In a new report, the ECB unveiled details for the first time of the climate impact of its huge corporate bond holdings, amassed over years of crisis-fighting in the eurozone.
Although the portfolio's overall greenhouse gas emissions rose in recent years as the ECB hoovered up more debt to bolster the eurozone economy, the relative carbon footprint of debt issuers actually decreased, the report showed.
The ECB's corporate bond holdings swelled from 173.1 billion euros ($188 billion) in 2018 to 358.2 billion euros in 2022, a 123-percent increase, but the "carbon intensity" of its portfolio fell by 30 percent over that period.
The decline was partly down to companies' own efforts to boost their carbon efficiency, resulting in lower emissions for every million euro of revenue they earned, the ECB said.
Another contributing factor was the ECB's decision to "tilt" its bond buys towards companies "with a better climate performance", which it started doing in October.
The Frankfurt institution said it plans to publish the climate report annually from now on.

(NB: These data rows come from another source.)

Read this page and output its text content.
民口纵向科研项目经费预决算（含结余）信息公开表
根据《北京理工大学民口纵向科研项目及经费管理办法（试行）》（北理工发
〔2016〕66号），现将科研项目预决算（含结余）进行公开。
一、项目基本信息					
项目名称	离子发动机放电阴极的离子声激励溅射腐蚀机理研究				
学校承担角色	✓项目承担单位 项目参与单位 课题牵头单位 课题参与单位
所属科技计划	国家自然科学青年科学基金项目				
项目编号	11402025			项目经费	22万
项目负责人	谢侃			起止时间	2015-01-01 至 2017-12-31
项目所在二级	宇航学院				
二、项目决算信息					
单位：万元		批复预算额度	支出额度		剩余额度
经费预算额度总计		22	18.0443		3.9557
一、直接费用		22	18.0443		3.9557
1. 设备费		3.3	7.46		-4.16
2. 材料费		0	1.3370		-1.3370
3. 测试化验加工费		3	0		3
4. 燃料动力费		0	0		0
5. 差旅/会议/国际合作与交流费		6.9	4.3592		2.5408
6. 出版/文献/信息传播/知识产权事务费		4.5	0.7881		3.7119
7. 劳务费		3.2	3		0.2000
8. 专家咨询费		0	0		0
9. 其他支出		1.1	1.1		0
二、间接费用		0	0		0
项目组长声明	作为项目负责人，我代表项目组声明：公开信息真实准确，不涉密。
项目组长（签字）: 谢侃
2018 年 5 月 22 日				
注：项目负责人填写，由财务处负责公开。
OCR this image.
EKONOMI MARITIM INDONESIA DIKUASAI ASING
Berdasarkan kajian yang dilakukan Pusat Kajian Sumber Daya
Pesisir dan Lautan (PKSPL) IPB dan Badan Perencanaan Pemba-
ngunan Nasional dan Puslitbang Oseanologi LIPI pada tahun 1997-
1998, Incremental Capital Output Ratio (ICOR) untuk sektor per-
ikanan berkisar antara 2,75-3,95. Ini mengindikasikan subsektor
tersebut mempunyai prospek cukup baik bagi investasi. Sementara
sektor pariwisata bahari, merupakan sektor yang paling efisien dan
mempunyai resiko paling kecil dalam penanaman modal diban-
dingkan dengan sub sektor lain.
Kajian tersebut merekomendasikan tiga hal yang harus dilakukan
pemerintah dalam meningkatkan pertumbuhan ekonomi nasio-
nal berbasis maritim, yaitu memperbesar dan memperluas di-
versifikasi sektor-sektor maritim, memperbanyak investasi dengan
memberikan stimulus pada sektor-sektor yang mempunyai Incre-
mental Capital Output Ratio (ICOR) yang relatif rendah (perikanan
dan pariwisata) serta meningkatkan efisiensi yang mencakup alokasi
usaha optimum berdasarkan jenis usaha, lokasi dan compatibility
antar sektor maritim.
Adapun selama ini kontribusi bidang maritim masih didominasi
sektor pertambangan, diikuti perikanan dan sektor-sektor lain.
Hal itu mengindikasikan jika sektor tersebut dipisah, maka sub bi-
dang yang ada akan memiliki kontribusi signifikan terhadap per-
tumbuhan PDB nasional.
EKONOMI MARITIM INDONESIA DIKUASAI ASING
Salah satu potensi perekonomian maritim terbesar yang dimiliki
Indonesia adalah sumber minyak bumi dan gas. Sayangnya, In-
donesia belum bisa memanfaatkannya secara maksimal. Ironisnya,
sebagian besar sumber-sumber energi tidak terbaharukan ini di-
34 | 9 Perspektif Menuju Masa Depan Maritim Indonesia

"These disclosures are a further piece of the puzzle in our efforts to contribute to fighting climate change," ECB president Christine Lagarde said in a statement.
"They give us a clear view of our progress in decarbonising our portfolios and, over time, they will help us to chart the most effective course towards the goals of the Paris Agreement."
Lagarde has repeatedly stressed that the ECB has a role to play in the fight against global warming, even though its main mandate is maintaining price stability.
The ECB has begun holding "climate stress tests" for the more than 100 banks it supervises, to examine their resilience to environmental shocks.
The Frankfurt institution warned eurozone banks last year that they had to speed up efforts to tackle financial risks related to climate change, saying there was "a long way to go".